Hence, in Table 6 we are ignoring F-score and recall values and showcase only precision values. According to precision values, the algorithms by Biagioni, Davies and Karagiorgou perform best for dataset Chicago, which is consistent with our findings using the other three distance measures.

5.5 Summary

The best way to characterize the constructed maps is in terms of coverage and accuracy. Here, it appears that KDE-based point clustering algorithms such as Biagioni and Davies produce maps with lower complexity (fewer number of vertices and edges) and often fail to reconstruct streets that are not traversed frequently enough by the input tracks. On the other hand, the algorithm by Ge subsample all tracks to create a much denser output set, hence the complexity of their constructed maps is always higher. A similar observation can be made for algorithms based on incremental track insertion, such as the Ahmed and Cao algorithms. They fail to cluster tracks together when the variability and error associated with the input tracks is large. As a result, the constructed street maps contain multiple edges for a single street, which implies a larger constructed, but not necessarily more accurate road network.

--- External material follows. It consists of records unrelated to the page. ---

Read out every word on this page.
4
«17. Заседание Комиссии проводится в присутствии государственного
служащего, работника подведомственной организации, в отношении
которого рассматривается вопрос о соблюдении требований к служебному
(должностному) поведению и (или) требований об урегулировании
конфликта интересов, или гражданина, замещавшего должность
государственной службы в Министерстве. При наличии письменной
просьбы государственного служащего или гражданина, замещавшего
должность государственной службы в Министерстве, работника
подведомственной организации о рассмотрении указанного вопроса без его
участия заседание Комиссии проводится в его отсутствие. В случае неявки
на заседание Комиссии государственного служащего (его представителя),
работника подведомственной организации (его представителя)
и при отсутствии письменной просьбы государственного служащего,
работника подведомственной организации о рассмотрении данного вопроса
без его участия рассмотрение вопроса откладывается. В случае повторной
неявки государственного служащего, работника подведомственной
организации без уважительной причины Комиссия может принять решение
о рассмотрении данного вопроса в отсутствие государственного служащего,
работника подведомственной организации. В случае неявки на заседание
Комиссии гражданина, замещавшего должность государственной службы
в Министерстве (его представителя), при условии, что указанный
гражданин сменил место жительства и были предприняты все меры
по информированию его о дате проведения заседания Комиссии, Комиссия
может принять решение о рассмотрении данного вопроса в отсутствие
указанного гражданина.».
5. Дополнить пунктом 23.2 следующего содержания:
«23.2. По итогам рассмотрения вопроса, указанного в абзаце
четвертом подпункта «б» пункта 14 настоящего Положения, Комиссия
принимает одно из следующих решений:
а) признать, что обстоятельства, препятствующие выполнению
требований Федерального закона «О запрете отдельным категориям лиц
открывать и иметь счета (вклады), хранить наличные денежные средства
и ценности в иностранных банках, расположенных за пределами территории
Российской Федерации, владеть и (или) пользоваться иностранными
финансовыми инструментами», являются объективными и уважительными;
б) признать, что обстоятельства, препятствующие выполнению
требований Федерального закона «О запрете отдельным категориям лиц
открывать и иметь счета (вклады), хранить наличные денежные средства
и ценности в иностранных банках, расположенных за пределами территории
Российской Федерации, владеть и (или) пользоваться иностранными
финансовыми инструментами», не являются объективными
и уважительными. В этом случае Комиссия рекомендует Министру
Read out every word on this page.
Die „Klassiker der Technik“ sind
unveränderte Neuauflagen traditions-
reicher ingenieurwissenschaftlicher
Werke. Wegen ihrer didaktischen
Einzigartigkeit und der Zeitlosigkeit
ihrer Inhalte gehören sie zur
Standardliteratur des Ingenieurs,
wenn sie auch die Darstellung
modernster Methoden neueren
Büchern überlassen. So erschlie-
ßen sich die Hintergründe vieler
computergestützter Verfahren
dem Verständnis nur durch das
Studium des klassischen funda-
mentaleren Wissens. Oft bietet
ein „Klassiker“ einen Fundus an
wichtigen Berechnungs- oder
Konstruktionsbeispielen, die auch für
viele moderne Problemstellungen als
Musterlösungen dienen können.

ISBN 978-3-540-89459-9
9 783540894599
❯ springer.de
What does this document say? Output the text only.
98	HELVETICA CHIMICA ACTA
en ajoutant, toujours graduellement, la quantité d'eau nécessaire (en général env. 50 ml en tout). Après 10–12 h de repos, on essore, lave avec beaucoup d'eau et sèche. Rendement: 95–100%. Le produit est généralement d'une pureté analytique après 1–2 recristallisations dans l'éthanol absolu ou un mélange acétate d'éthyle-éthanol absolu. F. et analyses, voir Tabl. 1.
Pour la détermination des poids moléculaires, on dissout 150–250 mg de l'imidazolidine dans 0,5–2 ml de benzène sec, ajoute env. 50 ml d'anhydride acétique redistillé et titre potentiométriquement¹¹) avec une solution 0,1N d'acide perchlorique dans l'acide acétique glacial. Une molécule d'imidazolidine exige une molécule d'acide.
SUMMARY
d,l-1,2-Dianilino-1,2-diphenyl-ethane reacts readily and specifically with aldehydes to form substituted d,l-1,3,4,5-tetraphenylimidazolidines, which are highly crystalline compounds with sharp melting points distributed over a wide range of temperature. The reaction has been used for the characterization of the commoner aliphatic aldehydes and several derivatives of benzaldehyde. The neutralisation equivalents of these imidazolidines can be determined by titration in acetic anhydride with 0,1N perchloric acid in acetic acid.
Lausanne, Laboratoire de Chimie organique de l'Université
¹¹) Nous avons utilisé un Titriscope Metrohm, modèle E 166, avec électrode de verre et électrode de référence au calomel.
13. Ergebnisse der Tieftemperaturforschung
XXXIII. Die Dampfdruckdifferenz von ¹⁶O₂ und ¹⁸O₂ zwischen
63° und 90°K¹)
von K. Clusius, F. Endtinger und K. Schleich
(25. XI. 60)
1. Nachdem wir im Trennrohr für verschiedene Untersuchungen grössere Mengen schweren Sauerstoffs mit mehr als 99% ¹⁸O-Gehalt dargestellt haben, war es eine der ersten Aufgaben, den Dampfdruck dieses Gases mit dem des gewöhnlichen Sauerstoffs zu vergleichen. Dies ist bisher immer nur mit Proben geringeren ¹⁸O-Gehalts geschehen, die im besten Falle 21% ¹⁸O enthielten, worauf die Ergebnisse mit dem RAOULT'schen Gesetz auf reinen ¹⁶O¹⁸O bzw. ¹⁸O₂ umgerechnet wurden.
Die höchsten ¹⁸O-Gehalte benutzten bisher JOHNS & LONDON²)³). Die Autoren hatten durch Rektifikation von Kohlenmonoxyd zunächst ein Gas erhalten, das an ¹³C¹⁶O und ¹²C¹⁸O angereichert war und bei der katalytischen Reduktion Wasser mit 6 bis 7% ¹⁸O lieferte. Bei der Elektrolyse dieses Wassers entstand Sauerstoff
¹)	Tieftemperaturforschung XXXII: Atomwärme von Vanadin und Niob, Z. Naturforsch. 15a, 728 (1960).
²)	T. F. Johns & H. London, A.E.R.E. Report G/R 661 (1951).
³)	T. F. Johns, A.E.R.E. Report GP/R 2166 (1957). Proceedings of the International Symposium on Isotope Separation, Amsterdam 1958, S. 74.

In terms of map quality and accuracy, the maps reconstructed using the algorithms by Karagiorgou, Davis, and Biagioni generally have smallest path-based and Directed Hausdorff distances and their constructed maps can be considered more accurate. Although the algorithms by Ahmed and Ge produce maps with good coverage and provide quality guarantees, their path-based distances are larger, since they employ less aggressive averaging techniques that would help cope with noise in the input tracks. In an effort to assess both accuracy and coverage, the shortest path based measure shows for the cases of Davies and Chicago and Cao and Athens small good map quality, but at the same only limited coverage. In this evaluation, Karagiorgou produces maps that have both good coverage and high path similarity.

An overall observation to be made based on our experiments is that map construction algorithms tend to produce either accurate maps, or maps with good coverage, but not both. The algorithm of Karagiorgou however seems to be a good compromise, in that it produces maps of good coverage and accuracy at the same time.

6 Conclusions

This survey has considered the active field of road network construction and has considered a variety of such construction algorithms. In the past, the lack of benchmark data and quantitative evaluation methods has hindered a cross-comparison between algorithms. In this paper, the contribution of benchmark data sets and code for road network construction algorithms and evaluation measures for the first time enables a standardized assessment and comparison of road network construction algorithms. All data, road network construction, and evaluation algorithms are available with detailed execution instructions on the mapconstruction.org Web site. Directions for future work include the expansion of the web site towards the inclusion of more algorithms and source code. The final goal will be to provide an easy-to-use benchmark suite and automated quality measurements for generated maps.